The fracture of criminology
d) Women seem to be “entangled in or confronted by a hegemonic web which is resistant to every attack.” Cain suggests that this demonstrates that feminist criminology must be transgressed.
2. The Transgressive Alternative
a) Three transgressive strategies demonstrated in the article: i. Reflexivity; “enables us to see that everyone who comes into contact with women seem to be preoccupied with female sexuality and with a range of gender approved ways of behaving”, ii. Deconstruction; “the examination of discourse and the examination of internal logic and the ways it is deployed”, iii. Reconstruction; “it involves getting women or girls outside or beyond discourse and enables them to transgress”.
b) Every woman is defined as “that which is not a man”. Hegemony is the reason women have pushed for “women only” spaces. For example, in Sexual Harassment calls, women had to be uncomfortable in their jobs. Men often said that the women ‘misunderstood them’. Cain says “Speaking of the unspeakable is both difficult and dangerous”. Cain argues that Transgressive Criminology will give ‘Women only’ studies a place in criminology and give it both political and theoretical validity.
c) Feminist criminology must start with the exploration of the woman's entire life. We must look at the social construction of gender; we must look at the female penal system, and look at the conventional vs. the radical.

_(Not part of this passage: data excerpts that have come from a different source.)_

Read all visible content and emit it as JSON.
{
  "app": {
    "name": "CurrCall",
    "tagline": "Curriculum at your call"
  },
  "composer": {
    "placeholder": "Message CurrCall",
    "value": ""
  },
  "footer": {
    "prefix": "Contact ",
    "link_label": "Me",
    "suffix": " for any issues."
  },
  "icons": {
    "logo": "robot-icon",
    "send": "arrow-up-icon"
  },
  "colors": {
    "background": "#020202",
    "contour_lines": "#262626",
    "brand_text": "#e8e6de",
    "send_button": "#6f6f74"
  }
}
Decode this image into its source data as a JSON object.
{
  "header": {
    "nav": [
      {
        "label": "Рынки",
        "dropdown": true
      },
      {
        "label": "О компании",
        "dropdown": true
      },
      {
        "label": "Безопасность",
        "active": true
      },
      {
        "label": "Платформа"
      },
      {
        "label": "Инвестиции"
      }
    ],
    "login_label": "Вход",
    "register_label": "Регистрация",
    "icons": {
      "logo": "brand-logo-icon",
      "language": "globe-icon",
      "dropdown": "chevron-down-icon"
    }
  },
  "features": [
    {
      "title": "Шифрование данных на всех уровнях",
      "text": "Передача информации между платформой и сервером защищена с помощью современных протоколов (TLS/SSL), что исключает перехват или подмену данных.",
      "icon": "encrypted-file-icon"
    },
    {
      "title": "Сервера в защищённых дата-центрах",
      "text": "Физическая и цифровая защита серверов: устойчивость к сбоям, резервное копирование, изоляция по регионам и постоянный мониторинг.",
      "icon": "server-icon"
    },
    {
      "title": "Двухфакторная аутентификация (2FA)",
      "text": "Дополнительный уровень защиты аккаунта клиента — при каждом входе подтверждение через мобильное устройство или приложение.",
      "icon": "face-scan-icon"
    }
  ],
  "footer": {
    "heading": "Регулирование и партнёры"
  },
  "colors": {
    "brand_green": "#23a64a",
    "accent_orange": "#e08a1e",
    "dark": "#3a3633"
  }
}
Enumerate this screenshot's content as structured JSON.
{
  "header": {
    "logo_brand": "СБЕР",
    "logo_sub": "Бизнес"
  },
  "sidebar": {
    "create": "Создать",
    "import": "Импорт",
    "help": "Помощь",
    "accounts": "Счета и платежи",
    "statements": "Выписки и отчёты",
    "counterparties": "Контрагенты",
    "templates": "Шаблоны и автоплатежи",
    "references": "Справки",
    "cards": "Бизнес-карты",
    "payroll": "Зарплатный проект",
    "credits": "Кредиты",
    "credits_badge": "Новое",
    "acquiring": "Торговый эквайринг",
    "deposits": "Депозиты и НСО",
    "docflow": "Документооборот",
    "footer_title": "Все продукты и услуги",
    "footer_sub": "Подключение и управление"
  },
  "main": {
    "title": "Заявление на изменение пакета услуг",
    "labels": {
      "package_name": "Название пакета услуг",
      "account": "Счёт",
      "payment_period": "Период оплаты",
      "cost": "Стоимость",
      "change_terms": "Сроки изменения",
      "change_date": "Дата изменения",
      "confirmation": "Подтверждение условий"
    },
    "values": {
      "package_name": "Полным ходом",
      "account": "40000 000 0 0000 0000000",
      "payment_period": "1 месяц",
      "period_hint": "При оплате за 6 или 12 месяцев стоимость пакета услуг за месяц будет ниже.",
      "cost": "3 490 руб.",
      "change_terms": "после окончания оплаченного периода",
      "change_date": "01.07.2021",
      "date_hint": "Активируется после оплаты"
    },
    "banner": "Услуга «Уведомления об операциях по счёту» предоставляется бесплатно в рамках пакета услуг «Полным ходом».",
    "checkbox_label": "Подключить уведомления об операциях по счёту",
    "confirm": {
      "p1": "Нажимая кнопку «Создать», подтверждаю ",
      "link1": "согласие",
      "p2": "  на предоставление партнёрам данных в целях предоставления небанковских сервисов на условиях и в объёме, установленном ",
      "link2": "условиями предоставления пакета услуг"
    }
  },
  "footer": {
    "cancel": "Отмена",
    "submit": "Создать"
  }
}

d) 1. “Gender is a relational concept” – men and masculinity exist in comparison to women and femininity. If we exclude men from research then we are basically doing to men what was done to women traditionally. 2. “Women are constituted in their absence occupied by men” – Police, Judges, Lawyers are male dominated professions and the absence of women may play a role in how women are treated. 3. “We must study men because Lombroso found that most criminals are from the working class” – men dominate the working class and traditionally most criminals have been men. Reflexivity and self-help e) Practitioners, Guards and other support staff need training, self-reflection about the typical routines, need to decipher between control images and images which express reality.